Será portanto que estamos perdendo a capacidade cognitiva de focar em uma leitura extensa, ou estamos atualmente filtrando a informação e retendo somente aquilo que acreditamos ser extritamente necessário, aumentando dessa forma a nossa capacidade cerebral, visto que nossa memória possui ainda a capacidade de guardar diversas informações inúteis, e nosso cérebro, ao não usar tais informações, passa a descartá-las? Não estaríamos hoje acelerando esse mesmo processo logo em seu estágio inicial?
Memória individual e coletiva, seu impacto na projeção de futuro
O interessante desses diversos estudos, é entender o comportamento do indivíduo no coletivo. O ser humano somente é capaz de projetar seu futuro baseado nas informações contidas na sua memória, ele avalia e entende as diversas possibilidades existentes do que poderá fazer no futuro baseado no seu conhecimento de vida, na sua história e em tudo que aprendeu.
Ao alterarmos parte de nossas memórias, e termos parte dessa memória no cyber espaço, pode ser que isso nos levará a uma mudança de comportamento na projeção de nosso futuro?
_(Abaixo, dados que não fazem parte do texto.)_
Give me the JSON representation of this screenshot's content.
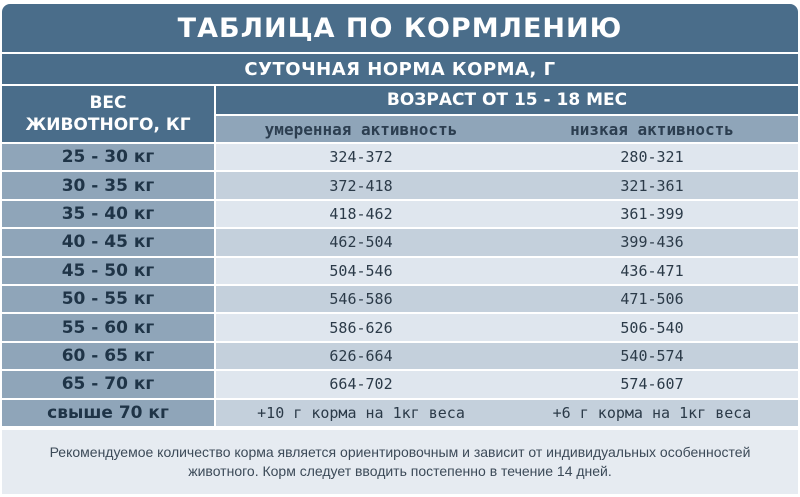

Tudo leva a crer que sim.
Quando pensamos em alguma atividade que vamos executar, nosso poder de decisão se baseia no que conhecemos do mundo, nas nossas experiências vividas – o cérebro rapidamente traça as várias situações semelhantes que já passamos para que possamos cogitar qual a melhor possibilidade de ação disponível. Daí a dificuldade que muitas pessoas têm em explorar algo novo, por não possuírem referências se a nova atividade dará certo ou não, pois não há registros sobre isso; ao acontecer tal situação, as pessoas recorrem a familiares e amigos para terem opiniões a respeito e poderem traçar algumas rápidas estatísticas sobre a nova possibilidade de futuro.
Quando temos o Google Effect parece que isso já ocorre naturalmente, mas em uma escala muito maior de comparação. O indivíduo, ao procurar projetar seu futuro, não encontrando as informações na sua memória para método de comparação, passa a fazer rapidamente as suas pesquisas online, e vai resgatar primeiramente as suas memórias digitais. Consequentemente, consultará o coletivo, verá diversos assuntos similares à sua ideia de futuro para método comparativo, mas em vez de poucos amigos e alguns familiares ele contará com toda a comunidade online, em diversas línguas e culturas para consultar sobre as novas possibilidades.
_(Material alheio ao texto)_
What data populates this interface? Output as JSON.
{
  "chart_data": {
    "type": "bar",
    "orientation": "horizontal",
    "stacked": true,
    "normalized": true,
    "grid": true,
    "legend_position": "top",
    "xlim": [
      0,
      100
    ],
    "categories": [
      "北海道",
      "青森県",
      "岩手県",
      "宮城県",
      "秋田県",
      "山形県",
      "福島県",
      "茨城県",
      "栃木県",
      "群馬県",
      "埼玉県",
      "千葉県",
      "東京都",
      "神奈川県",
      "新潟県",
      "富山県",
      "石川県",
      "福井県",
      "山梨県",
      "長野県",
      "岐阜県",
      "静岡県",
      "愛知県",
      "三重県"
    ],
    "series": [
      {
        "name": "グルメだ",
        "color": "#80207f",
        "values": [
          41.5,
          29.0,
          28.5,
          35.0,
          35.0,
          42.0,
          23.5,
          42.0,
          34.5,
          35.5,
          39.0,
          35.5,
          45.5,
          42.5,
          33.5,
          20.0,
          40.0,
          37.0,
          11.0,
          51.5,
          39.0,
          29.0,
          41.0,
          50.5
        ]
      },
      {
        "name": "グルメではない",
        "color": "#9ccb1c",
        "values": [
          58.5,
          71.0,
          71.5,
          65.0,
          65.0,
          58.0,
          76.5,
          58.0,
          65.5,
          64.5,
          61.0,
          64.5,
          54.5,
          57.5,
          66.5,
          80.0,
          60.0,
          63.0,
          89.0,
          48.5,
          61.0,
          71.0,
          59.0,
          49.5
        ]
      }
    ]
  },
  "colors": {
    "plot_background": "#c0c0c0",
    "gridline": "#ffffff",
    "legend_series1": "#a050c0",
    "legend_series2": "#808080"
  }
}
Existe então uma perda da individualidade para um tipo de memória coletiva que está sendo depositada na Internet para que todos possam consultá-la – você não vai mais consultar exclusivamente suas memórias digitais, mas vai consultar as memórias coletivas da humanidade.
Fica a incógnita dos benefícios que existem em relação ao comportamento humano por conta desse novo processo de memória. Se por um lado perdemos parte do individualismo, temos por outro o desenvolvimento acelerado da humanidade com a ferramenta que é a Internet, que está criando e documentando a memória de toda a raça humana.